Moving Data Over Power Lines Aims to Boost Green Energy
Sending messages about shifts in the price of power allows utilities to maximize renewables.
A new experiment demonstrates that it’s possible to send data across a country’s power grid—a finding that might make it possible to build virtual power plants to make better use of renewable energy.
Virtual power plants are software-enabled systems that tie together electricity from numerous renewable sources so that it can be sold at varying cost by a central body. It’s a clever way to regulate supply from power sources that are by nature sporadic.
To date, such schemes have been demonstrated only as small-scale trials. Notably, the German utility company RWE has shown that it’s possible to combine supplies from wind turbines and rooftop solar installations to provide a steady flow of electricity. And more recently a project in New York has combined solar panels on 300 homes to create a 1.8-megawatt virtual power plant.
Making virtual power plants work at the national level, though, will require all of their components—distributed renewable sources, a centralized software system, and devices consuming power—to communicate with each other. So a new experiment in the U.K. provides hope for the blossoming of these virtual networks.
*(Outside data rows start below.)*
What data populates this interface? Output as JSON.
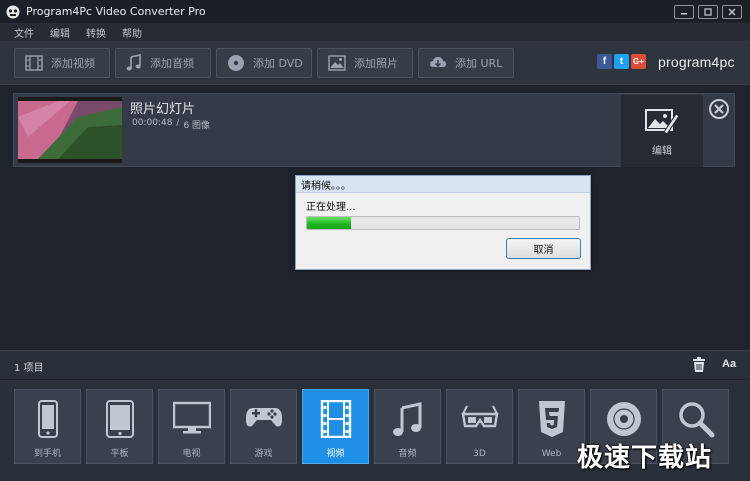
{
  "window": {
    "title": "Program4Pc Video Converter Pro"
  },
  "menu": [
    "文件",
    "编辑",
    "转换",
    "帮助"
  ],
  "toolbar": {
    "add_video": "添加视频",
    "add_audio": "添加音频",
    "add_dvd": "添加 DVD",
    "add_photo": "添加照片",
    "add_url": "添加 URL"
  },
  "social": {
    "facebook": "f",
    "twitter": "t",
    "google": "G+"
  },
  "brand": {
    "logo": "program4pc"
  },
  "file": {
    "title": "照片幻灯片",
    "duration": "00:00:48",
    "separator": "/",
    "images": "6 图像",
    "edit_label": "编辑"
  },
  "dialog": {
    "title": "请稍候。。。",
    "message": "正在处理...",
    "progress": 0.16,
    "cancel": "取消"
  },
  "status": {
    "count": "1 项目",
    "font_button": "Aa"
  },
  "devices": [
    {
      "label": "到手机",
      "icon": "phone-icon",
      "active": false
    },
    {
      "label": "平板",
      "icon": "tablet-icon",
      "active": false
    },
    {
      "label": "电视",
      "icon": "tv-icon",
      "active": false
    },
    {
      "label": "游戏",
      "icon": "gamepad-icon",
      "active": false
    },
    {
      "label": "视频",
      "icon": "film-icon",
      "active": true
    },
    {
      "label": "音频",
      "icon": "music-icon",
      "active": false
    },
    {
      "label": "3D",
      "icon": "3d-glasses-icon",
      "active": false
    },
    {
      "label": "Web",
      "icon": "html5-icon",
      "active": false
    },
    {
      "label": "",
      "icon": "disc-icon",
      "active": false
    },
    {
      "label": "",
      "icon": "search-icon",
      "active": false
    }
  ],
  "watermark": "极速下载站",
  "colors": {
    "accent": "#1f8fe6",
    "progress": "#22b822",
    "background": "#1f242c"
  }
}
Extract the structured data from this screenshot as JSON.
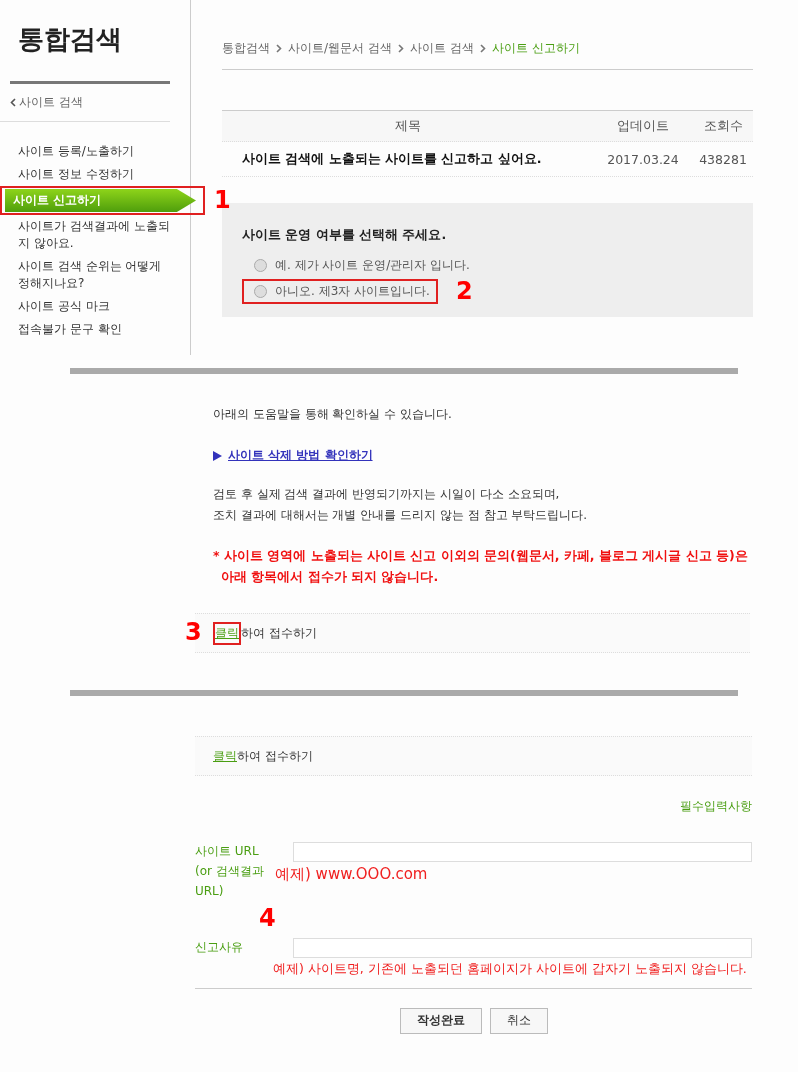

The trial, which the Guardian claims is the first time that data has been successfully transmitted across a national-scale power grid, has been carried out on the U.K.’s National Grid using systems developed by a company called Reactive Technologies. The approach modulates the 50-hertz AC signal in order to send messages over the infrastructure. During the experiments, huge resistors were used to generate messages in the signal, which were accurately recorded by detectors scattered around the grid.
The technique could prove useful. A virtual power station could announce to the network when prices are decreasing or increasing, prompting devices to consume more or less power. A pump at an industrial site, for instance, might work harder when the price falls below a certain level, or a thermostat might gently adjust its set point when prices rise too far. That way, demand could be controlled by simply alerting devices to changing market conditions.
While the first tests of the approach will be carried out in commercial settings, it’s easy enough to imagine it being used in people’s homes, too. Unlike smart-metering systems, the company claims, the technique doesn’t interfere with privacy, because consumers’ devices only receive messages, never send them. It also means that devices don’t have to be Internet-connected to take advantage of the supply announcements.
The first commercial customers are expected to start using the service within 18 months. Actually, not virtually.